Flush: A Biography, by Virginia Woolf

This is a perfect read if you want to be pretentious without any of the work! Just say: “My favorite of Virginia Woolf’s work is Flush.” This biography is obscure enough to impress Woolf’s fans, and you can get away with not reading anything else by her (like me). Flush is a uniquely heart-wrenching biography—we only learn about Elizabeth Barrett Browning’s life experiences through the eyes of her dog, Flush. Flush’s unending loyalty and love made me immediately need a cuddle from my little fur-baby (and I may have possibly cried all over him, too).

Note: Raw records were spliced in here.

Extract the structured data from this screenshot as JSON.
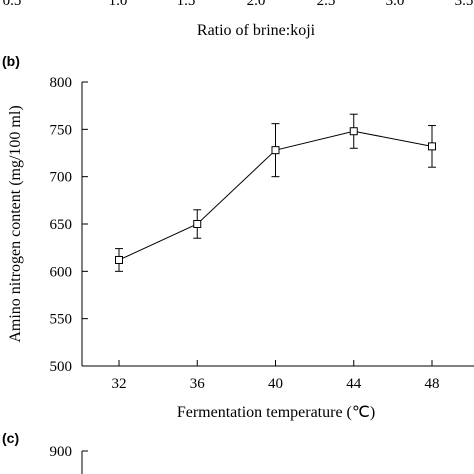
{
  "top_panel": {
    "xlabel": "Ratio of brine:koji",
    "partial_tick_labels": [
      "0.5",
      "1.0",
      "1.5",
      "2.0",
      "2.5",
      "3.0",
      "3.5"
    ]
  },
  "panel_b": {
    "label": "(b)"
  },
  "panel_c": {
    "label": "(c)",
    "visible_tick": "900"
  },
  "chart_data": [
    {
      "type": "line",
      "panel": "(b)",
      "title": "",
      "xlabel": "Fermentation temperature (℃)",
      "ylabel": "Amino nitrogen content (mg/100 ml)",
      "x": [
        32,
        36,
        40,
        44,
        48
      ],
      "series": [
        {
          "values": [
            612,
            650,
            728,
            748,
            732
          ],
          "errors": [
            12,
            15,
            28,
            18,
            22
          ]
        }
      ],
      "xticks": [
        32,
        36,
        40,
        44,
        48
      ],
      "yticks": [
        500,
        550,
        600,
        650,
        700,
        750,
        800
      ],
      "ylim": [
        500,
        800
      ],
      "grid": false,
      "marker": "open-square"
    }
  ]
}
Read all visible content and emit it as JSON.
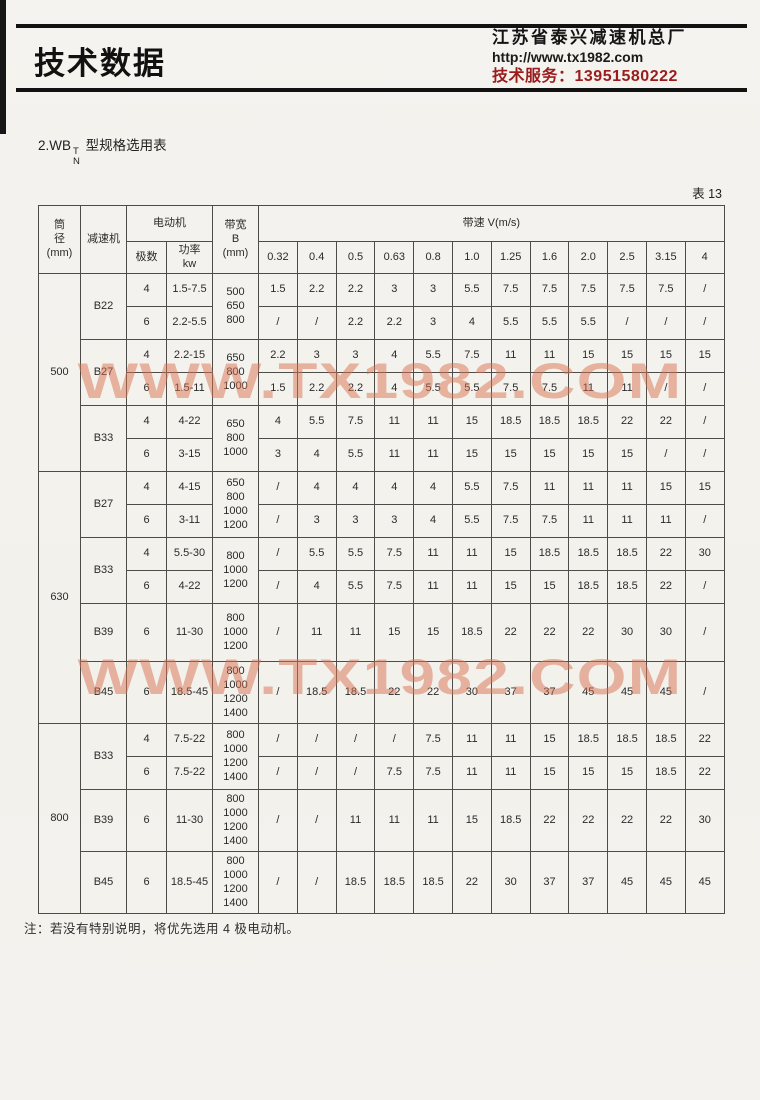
{
  "header": {
    "doc_title": "技术数据",
    "company_name": "江苏省泰兴减速机总厂",
    "website": "http://www.tx1982.com",
    "service_line": "技术服务：13951580222",
    "service_color": "#9a1d1d"
  },
  "section_title": {
    "prefix": "2.WB",
    "sup": "T",
    "sub": "N",
    "suffix": " 型规格选用表"
  },
  "table_label": "表 13",
  "watermark": {
    "text": "WWW.TX1982.COM",
    "color": "#d8704e"
  },
  "footnote": "注：若没有特别说明，将优先选用 4 极电动机。",
  "table": {
    "headers": {
      "diameter": "筒\n径\n(mm)",
      "reducer": "减速机",
      "motor": "电动机",
      "poles": "极数",
      "power": "功率\nkw",
      "belt_width": "带宽\nB\n(mm)",
      "belt_speed": "带速 V(m/s)",
      "speeds": [
        "0.32",
        "0.4",
        "0.5",
        "0.63",
        "0.8",
        "1.0",
        "1.25",
        "1.6",
        "2.0",
        "2.5",
        "3.15",
        "4"
      ]
    },
    "groups": [
      {
        "diameter": "500",
        "models": [
          {
            "reducer": "B22",
            "width": "500\n650\n800",
            "rows": [
              {
                "poles": "4",
                "power": "1.5-7.5",
                "values": [
                  "1.5",
                  "2.2",
                  "2.2",
                  "3",
                  "3",
                  "5.5",
                  "7.5",
                  "7.5",
                  "7.5",
                  "7.5",
                  "7.5",
                  "/"
                ]
              },
              {
                "poles": "6",
                "power": "2.2-5.5",
                "values": [
                  "/",
                  "/",
                  "2.2",
                  "2.2",
                  "3",
                  "4",
                  "5.5",
                  "5.5",
                  "5.5",
                  "/",
                  "/",
                  "/"
                ]
              }
            ]
          },
          {
            "reducer": "B27",
            "width": "650\n800\n1000",
            "rows": [
              {
                "poles": "4",
                "power": "2.2-15",
                "values": [
                  "2.2",
                  "3",
                  "3",
                  "4",
                  "5.5",
                  "7.5",
                  "11",
                  "11",
                  "15",
                  "15",
                  "15",
                  "15"
                ]
              },
              {
                "poles": "6",
                "power": "1.5-11",
                "values": [
                  "1.5",
                  "2.2",
                  "2.2",
                  "4",
                  "5.5",
                  "5.5",
                  "7.5",
                  "7.5",
                  "11",
                  "11",
                  "/",
                  "/"
                ]
              }
            ]
          },
          {
            "reducer": "B33",
            "width": "650\n800\n1000",
            "rows": [
              {
                "poles": "4",
                "power": "4-22",
                "values": [
                  "4",
                  "5.5",
                  "7.5",
                  "11",
                  "11",
                  "15",
                  "18.5",
                  "18.5",
                  "18.5",
                  "22",
                  "22",
                  "/"
                ]
              },
              {
                "poles": "6",
                "power": "3-15",
                "values": [
                  "3",
                  "4",
                  "5.5",
                  "11",
                  "11",
                  "15",
                  "15",
                  "15",
                  "15",
                  "15",
                  "/",
                  "/"
                ]
              }
            ]
          }
        ]
      },
      {
        "diameter": "630",
        "models": [
          {
            "reducer": "B27",
            "width": "650\n800\n1000\n1200",
            "rows": [
              {
                "poles": "4",
                "power": "4-15",
                "values": [
                  "/",
                  "4",
                  "4",
                  "4",
                  "4",
                  "5.5",
                  "7.5",
                  "11",
                  "11",
                  "11",
                  "15",
                  "15"
                ]
              },
              {
                "poles": "6",
                "power": "3-11",
                "values": [
                  "/",
                  "3",
                  "3",
                  "3",
                  "4",
                  "5.5",
                  "7.5",
                  "7.5",
                  "11",
                  "11",
                  "11",
                  "/"
                ]
              }
            ]
          },
          {
            "reducer": "B33",
            "width": "800\n1000\n1200",
            "rows": [
              {
                "poles": "4",
                "power": "5.5-30",
                "values": [
                  "/",
                  "5.5",
                  "5.5",
                  "7.5",
                  "11",
                  "11",
                  "15",
                  "18.5",
                  "18.5",
                  "18.5",
                  "22",
                  "30"
                ]
              },
              {
                "poles": "6",
                "power": "4-22",
                "values": [
                  "/",
                  "4",
                  "5.5",
                  "7.5",
                  "11",
                  "11",
                  "15",
                  "15",
                  "18.5",
                  "18.5",
                  "22",
                  "/"
                ]
              }
            ]
          },
          {
            "reducer": "B39",
            "width": "800\n1000\n1200",
            "rows": [
              {
                "poles": "6",
                "power": "11-30",
                "values": [
                  "/",
                  "11",
                  "11",
                  "15",
                  "15",
                  "18.5",
                  "22",
                  "22",
                  "22",
                  "30",
                  "30",
                  "/"
                ]
              }
            ]
          },
          {
            "reducer": "B45",
            "width": "800\n1000\n1200\n1400",
            "rows": [
              {
                "poles": "6",
                "power": "18.5-45",
                "values": [
                  "/",
                  "18.5",
                  "18.5",
                  "22",
                  "22",
                  "30",
                  "37",
                  "37",
                  "45",
                  "45",
                  "45",
                  "/"
                ]
              }
            ]
          }
        ]
      },
      {
        "diameter": "800",
        "models": [
          {
            "reducer": "B33",
            "width": "800\n1000\n1200\n1400",
            "rows": [
              {
                "poles": "4",
                "power": "7.5-22",
                "values": [
                  "/",
                  "/",
                  "/",
                  "/",
                  "7.5",
                  "11",
                  "11",
                  "15",
                  "18.5",
                  "18.5",
                  "18.5",
                  "22"
                ]
              },
              {
                "poles": "6",
                "power": "7.5-22",
                "values": [
                  "/",
                  "/",
                  "/",
                  "7.5",
                  "7.5",
                  "11",
                  "11",
                  "15",
                  "15",
                  "15",
                  "18.5",
                  "22"
                ]
              }
            ]
          },
          {
            "reducer": "B39",
            "width": "800\n1000\n1200\n1400",
            "rows": [
              {
                "poles": "6",
                "power": "11-30",
                "values": [
                  "/",
                  "/",
                  "11",
                  "11",
                  "11",
                  "15",
                  "18.5",
                  "22",
                  "22",
                  "22",
                  "22",
                  "30"
                ]
              }
            ]
          },
          {
            "reducer": "B45",
            "width": "800\n1000\n1200\n1400",
            "rows": [
              {
                "poles": "6",
                "power": "18.5-45",
                "values": [
                  "/",
                  "/",
                  "18.5",
                  "18.5",
                  "18.5",
                  "22",
                  "30",
                  "37",
                  "37",
                  "45",
                  "45",
                  "45"
                ]
              }
            ]
          }
        ]
      }
    ]
  }
}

The Letters of Vincent van Gogh, selected and edited by Ronald de Leeuw and translated by Arnold Pomerans

If, like me, you have been passionately in love with Vincent van Gogh at some point in your life, you must read this collection of his letters. Because it turns out that Vincent could actually be very annoying and was also almost completely dependent on his brother. His letters reveal his immersion into passion after passion. During his clerical years, he sends pages upon pages of religious sermons to his brother. During his art critic years, he sends pages upon pages of art descriptions and always his needs of “money, time, and a place to live, please?” His overwhelming passion and unstable mental state will tear at your heart. (I cried when he defeatedly relayed the destruction of a few of his paintings during a mental episode.) Van Gogh’s mental illness has been overwhelmingly romanticized as the source of his inspiration. Reading these letters will dissolve any romantic notions of his mental health to reveal a perfectly imperfect and flawed human being.

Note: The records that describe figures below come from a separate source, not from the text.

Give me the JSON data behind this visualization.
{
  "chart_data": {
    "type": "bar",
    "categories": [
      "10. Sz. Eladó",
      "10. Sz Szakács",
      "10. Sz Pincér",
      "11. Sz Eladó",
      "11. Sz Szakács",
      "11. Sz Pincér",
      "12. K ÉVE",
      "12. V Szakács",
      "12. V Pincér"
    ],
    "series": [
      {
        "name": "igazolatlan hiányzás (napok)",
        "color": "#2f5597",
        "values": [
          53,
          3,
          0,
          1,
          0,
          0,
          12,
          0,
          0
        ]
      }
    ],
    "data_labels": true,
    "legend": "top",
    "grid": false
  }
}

The Eyre Affair, by Jasper Fforde

Imagine that the dominant driving force in the world was literature rather than, say, religion or politics. Instead of missionaries, door-to-door Shakespearean sharing conspiracy theories would interrupt your day. Forging author’s works would get you prison time. And there’s a portal that can transport you into any and every novel. In this magical literary wonderland, somebody has dropped into the pages of Jane Eyre and stolen Jane out of the story entirely! It’s up to this novel’s main character, Thursday, to navigate around a time-travelling and dodo-loving world to rescue her! I cannot recommend this enough to literature geeks.

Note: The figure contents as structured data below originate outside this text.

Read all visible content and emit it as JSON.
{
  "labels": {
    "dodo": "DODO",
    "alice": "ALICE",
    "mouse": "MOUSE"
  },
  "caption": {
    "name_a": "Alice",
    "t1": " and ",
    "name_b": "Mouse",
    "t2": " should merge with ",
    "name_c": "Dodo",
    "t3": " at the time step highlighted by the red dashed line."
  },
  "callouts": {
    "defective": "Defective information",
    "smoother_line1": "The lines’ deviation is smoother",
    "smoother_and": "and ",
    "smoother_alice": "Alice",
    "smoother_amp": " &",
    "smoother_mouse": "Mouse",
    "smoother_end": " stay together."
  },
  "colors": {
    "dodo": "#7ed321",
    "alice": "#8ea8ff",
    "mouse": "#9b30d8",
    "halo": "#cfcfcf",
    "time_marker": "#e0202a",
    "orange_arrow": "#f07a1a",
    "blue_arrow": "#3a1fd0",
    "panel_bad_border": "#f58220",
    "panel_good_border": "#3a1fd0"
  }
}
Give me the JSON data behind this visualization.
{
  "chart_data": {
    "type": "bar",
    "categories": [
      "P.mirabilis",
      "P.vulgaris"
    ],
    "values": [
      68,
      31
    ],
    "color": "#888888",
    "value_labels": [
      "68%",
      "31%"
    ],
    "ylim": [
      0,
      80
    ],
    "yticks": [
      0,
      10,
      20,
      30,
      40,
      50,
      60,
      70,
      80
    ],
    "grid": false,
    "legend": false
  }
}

The Goldfinch, by Donna Tartt

At nearly 800 pages, The Goldfinch is a page-turner you could also conveniently use as a doorstop. Theo is 13 when he is a victim of a horrible accident in a museum—now motherless, traumatized, and disoriented, he steals a painting from the museum and runs. While Theo ages and tries to reintegrate into society and make a life for himself, the stolen painting haunts him as a never-ending reminder of his trauma. Only as he learns to let go will the burden be released from him. Donna Tartt writes with so much detail about Theo and his surroundings that you truly live Theo’s life through his eyes. This is a beautiful read that is set to be a movie this September—give it a go!

The Melancholy Death of Oyster Boy and Other Stories, by Tim Burton

I went through an emo phase (in case that wasn’t obvious by now, this book review will make that clear). This is a fun and mildly disturbing collection of Tim Burton’s storytelling shared as character poetry. Meet Stain Boy and the Girl with Pins in Her Heart—the poems are short and the drawings are Burton originals. It’s fantastically fun and spooky!